I continually see comments on this forum about sectional density being some kind of a predictor of terminal bullet performance. Such as a 140g 6.5 bullet providing better penetration than a 140g .277 bullet, and therefore being superior on big game. As the SD is no more than weight divided by the square of the diameter, I can grasp how a non-deforming solid of minimally higher SD would out-penetrate a bullet with a lesser SD...in theory. But since the vast majority of hunting appropriate bullets expand in a manner much more determined by what they hit than what they looked like getting there, how can small differences in SD even be quantified in terms of actual penetration? Seems to me the unpredictable differences in expanded diameter when contacting hide/meat/bone, especially when squared, instantly obviate any theoretical advantage the higher SD bullet might have had. Sure, I can see how a doubling of SD would predict better penetration, all other things being equal, but a few ticks three places to the right of the decimal point? Has anyone demonstrated - in a repeatable manner - that slight increases in SD, with equal expanding bullets, equate to more penetration IN something? At a given velocity and bullet construction, I'd guess bullet weight means more to penetration than SD.

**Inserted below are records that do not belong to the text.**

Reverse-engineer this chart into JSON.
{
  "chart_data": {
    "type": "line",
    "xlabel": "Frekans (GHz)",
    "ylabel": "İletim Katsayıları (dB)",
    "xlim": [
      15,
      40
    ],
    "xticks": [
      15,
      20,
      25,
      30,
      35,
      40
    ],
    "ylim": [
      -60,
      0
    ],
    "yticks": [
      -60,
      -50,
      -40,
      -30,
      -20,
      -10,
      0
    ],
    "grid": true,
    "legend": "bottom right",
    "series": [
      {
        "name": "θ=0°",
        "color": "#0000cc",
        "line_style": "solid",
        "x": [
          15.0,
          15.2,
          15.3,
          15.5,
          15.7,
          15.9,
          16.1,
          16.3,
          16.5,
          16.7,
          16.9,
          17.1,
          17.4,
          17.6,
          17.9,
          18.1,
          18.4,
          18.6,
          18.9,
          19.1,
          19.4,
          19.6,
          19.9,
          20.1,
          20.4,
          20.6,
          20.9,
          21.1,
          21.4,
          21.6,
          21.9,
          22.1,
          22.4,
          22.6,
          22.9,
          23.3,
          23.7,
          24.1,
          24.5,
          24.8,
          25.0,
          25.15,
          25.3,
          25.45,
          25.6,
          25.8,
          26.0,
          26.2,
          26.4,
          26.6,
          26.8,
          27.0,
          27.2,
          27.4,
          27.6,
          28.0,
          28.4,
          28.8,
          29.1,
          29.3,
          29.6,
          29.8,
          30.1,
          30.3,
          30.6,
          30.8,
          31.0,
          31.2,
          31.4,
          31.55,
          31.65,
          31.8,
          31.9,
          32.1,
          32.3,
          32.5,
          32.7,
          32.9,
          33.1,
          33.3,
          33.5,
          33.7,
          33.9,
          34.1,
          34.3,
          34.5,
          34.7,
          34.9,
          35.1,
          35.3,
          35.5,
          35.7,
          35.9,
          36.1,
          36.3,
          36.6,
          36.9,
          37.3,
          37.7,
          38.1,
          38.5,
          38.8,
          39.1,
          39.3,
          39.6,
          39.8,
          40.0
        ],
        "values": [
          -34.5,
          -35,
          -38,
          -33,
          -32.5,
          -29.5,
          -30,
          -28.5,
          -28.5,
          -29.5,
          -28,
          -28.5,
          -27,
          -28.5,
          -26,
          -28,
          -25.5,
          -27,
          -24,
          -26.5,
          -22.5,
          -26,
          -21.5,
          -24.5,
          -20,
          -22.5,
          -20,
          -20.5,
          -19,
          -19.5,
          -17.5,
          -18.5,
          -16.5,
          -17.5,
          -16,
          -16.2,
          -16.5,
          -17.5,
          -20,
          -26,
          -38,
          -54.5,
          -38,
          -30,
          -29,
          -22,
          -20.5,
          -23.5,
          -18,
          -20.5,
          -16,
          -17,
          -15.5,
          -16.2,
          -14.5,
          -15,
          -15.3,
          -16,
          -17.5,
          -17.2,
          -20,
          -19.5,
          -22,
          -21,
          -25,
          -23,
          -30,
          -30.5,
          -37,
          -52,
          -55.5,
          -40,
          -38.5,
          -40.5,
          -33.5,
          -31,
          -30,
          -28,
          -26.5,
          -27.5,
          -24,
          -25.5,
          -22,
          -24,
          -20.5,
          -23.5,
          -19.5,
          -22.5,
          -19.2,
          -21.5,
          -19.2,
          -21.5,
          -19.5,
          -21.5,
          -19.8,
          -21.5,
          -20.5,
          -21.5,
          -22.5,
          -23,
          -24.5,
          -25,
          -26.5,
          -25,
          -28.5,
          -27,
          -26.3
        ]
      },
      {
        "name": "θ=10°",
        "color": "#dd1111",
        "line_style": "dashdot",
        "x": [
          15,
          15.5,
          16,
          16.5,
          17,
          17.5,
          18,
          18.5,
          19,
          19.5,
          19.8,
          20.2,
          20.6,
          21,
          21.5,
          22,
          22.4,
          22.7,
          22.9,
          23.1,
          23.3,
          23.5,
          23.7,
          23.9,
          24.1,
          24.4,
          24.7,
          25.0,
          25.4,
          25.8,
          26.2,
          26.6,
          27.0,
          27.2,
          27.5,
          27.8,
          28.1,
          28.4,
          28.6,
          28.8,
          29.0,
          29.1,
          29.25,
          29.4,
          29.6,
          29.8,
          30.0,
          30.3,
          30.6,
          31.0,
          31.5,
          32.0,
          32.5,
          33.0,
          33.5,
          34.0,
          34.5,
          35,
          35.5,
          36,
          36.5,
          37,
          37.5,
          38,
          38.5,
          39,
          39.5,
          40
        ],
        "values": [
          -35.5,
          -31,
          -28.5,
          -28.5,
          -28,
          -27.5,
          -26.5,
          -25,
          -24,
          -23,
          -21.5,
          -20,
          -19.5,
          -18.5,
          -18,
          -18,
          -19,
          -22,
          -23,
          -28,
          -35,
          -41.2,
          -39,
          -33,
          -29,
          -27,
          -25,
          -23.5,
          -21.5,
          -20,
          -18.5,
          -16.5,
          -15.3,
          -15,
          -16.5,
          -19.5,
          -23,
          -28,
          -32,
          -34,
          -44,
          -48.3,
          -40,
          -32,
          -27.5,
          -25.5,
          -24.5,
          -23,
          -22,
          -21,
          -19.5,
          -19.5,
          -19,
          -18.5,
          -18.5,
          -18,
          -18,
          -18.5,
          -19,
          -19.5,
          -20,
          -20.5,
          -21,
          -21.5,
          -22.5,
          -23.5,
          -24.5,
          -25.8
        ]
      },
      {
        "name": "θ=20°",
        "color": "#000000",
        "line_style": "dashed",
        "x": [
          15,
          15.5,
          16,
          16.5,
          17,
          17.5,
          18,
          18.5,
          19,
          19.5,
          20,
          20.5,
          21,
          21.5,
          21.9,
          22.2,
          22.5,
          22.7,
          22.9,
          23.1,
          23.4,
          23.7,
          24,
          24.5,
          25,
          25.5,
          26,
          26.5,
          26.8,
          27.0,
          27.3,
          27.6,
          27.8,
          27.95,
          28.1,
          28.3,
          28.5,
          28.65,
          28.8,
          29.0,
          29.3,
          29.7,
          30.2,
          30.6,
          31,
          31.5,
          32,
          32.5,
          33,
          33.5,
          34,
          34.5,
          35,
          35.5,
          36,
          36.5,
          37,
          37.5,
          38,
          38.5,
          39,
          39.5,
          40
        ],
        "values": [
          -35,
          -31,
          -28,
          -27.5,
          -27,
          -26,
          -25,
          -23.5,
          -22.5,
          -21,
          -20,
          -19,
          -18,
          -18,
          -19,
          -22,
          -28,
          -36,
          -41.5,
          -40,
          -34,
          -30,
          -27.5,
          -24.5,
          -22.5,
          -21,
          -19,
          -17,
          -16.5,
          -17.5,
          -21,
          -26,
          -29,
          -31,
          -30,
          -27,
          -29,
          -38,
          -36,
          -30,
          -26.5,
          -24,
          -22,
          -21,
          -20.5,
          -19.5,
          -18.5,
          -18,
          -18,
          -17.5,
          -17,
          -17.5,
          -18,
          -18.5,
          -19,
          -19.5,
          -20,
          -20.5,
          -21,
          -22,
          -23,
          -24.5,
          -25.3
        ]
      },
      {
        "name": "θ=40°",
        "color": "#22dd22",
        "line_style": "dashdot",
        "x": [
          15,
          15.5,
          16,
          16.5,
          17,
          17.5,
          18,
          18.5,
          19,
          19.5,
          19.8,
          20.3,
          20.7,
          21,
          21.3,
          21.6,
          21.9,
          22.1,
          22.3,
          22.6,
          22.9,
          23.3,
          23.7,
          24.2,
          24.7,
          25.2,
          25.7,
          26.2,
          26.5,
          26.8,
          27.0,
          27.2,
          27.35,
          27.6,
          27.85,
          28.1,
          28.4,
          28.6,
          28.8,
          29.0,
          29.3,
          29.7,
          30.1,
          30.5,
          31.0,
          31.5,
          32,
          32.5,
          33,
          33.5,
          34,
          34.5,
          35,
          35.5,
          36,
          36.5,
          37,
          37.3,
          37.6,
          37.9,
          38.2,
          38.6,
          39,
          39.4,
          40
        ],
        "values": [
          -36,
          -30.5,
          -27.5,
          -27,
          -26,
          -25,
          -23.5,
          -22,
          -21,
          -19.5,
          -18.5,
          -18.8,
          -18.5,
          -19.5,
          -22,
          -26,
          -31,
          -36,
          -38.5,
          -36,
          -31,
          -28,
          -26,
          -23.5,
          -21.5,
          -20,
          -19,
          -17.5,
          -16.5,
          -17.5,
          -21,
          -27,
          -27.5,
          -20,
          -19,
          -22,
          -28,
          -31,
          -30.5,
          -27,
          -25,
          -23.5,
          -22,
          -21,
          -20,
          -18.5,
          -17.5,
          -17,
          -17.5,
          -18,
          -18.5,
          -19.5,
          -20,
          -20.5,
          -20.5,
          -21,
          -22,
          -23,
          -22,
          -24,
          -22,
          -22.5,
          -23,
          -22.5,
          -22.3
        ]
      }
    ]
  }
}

You can't look at sectional density and say purely from this that one specific expanding bullet will penetrate more than another. Even in the same product line (eg Nosler Ballistic Tip, Sierra Gameking, etc) bullets of different weight or caliber can have big differences in their construction. If everything is equal then higher SD equalling more penetration is true in theory, but everything being equal is rare.
People also forget that SD changes as soon as your bullet hits something. A 180 gr .308" bullet has twice the SD of a Brenneke slug. But as soon as that bullet expands and sheds weight, that SD could be reduced to one-sixth of the original value. How does it compare to the Brenneke slug then?
One advantage SD gives every time is in helping out with the ballistic coefficient, a good one which consists of two things working together: the SD and the shape.